Hi,

Thanks Nathaniel for this thoughtful response.

On Mon, Aug 13, 2018 at 10:44 AM, Nathaniel Smith <n...@pobox.com> wrote:
...
> The other approach would be to incrementally add clean, well-defined
> dunder methods like __array_ufunc__, __array_concatenate__, etc. This
> way we end up putting some thought into each interface, making sure
> that it's something we can support, protecting downstream libraries
> from unnecessary complexity (e.g. they can implement
> __array_concatenate__ instead of hstack, vstack, row_stack,
> column_stack, ...), or avoiding adding new APIs entirely (e.g., by
> converting existing functions into ufuncs so __array_ufunc__ starts
> automagically working).
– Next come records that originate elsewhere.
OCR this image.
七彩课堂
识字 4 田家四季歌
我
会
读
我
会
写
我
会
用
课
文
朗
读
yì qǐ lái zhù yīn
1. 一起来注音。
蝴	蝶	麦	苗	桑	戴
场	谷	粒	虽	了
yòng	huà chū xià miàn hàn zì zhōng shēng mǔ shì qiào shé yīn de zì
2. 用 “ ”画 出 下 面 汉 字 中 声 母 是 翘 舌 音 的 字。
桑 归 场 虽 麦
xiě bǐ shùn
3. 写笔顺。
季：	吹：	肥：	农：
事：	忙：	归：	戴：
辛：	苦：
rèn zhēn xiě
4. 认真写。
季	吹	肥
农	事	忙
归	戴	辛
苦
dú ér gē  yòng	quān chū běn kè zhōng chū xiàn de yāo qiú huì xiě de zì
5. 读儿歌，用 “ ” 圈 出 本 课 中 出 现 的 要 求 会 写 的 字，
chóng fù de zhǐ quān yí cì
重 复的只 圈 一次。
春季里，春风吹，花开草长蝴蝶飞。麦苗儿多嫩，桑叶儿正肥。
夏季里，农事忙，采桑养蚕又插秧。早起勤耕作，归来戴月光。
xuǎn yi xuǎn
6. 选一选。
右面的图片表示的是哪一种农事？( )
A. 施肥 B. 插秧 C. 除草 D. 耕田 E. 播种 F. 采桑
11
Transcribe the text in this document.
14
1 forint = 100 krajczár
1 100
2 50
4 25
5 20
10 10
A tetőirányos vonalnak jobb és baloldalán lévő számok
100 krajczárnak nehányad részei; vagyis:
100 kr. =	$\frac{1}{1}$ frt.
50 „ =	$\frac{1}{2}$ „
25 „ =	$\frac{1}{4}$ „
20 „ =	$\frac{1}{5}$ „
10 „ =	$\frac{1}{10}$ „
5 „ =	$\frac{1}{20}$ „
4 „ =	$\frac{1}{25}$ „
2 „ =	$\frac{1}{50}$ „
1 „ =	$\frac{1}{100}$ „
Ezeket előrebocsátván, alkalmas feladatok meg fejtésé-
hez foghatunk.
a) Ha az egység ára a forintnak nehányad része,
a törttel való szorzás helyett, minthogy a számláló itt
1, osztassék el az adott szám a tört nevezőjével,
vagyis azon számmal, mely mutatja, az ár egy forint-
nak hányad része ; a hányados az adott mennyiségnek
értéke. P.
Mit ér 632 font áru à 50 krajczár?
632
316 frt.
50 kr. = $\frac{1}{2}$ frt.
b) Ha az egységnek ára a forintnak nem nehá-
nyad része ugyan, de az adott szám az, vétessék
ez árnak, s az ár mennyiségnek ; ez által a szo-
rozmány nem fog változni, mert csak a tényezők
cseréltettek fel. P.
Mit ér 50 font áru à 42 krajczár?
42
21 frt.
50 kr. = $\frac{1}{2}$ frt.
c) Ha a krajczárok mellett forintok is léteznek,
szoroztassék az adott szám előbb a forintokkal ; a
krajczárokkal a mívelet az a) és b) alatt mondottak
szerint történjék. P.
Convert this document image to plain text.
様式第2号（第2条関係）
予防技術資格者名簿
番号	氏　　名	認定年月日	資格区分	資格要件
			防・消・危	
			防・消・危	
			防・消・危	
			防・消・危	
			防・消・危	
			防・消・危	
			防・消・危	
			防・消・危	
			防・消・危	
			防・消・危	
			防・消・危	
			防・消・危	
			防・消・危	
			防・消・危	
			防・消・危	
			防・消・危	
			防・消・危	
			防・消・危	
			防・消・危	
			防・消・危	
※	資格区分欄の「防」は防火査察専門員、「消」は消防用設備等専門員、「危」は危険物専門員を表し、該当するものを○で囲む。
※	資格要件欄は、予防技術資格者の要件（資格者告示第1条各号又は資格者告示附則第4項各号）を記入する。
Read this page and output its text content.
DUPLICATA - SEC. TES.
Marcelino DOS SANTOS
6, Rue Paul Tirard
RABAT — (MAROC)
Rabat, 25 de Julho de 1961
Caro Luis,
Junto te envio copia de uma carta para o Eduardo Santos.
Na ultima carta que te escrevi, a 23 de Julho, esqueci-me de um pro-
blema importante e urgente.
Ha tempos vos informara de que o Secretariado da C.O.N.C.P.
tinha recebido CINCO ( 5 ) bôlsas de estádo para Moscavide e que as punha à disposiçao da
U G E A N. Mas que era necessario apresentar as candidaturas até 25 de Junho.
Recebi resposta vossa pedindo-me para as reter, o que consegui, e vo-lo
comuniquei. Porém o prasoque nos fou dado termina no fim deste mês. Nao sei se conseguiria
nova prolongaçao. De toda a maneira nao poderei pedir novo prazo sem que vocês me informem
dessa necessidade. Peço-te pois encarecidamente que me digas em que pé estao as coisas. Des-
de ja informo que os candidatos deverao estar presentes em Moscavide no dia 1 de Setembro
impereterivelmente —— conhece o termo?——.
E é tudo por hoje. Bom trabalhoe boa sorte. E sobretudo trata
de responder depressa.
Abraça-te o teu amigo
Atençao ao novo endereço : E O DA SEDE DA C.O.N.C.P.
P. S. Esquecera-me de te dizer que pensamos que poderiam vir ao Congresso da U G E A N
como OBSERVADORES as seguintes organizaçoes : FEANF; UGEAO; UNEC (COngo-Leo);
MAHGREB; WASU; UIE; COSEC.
And in the end we get a clean list of dunder
> methods that new array container implementations have to define. It's
> plausible to imagine a generic test suite for array containers. (I
> suspect that every library that tries to implement __array_function__
> will end up with accidental behavioral differences, just because the
> numpy API is so vast and contains so many corner cases.) So the
> clean-well-defined-dunders approach has lots of upsides. The big
> downside is that this is a much longer road to go down.

Does everyone agree that, if we had infinite time and resources, this
would be the better solution?

If we devoted all the resources of the current Numpy grant to taking
this track, could we complete it in a reasonable time?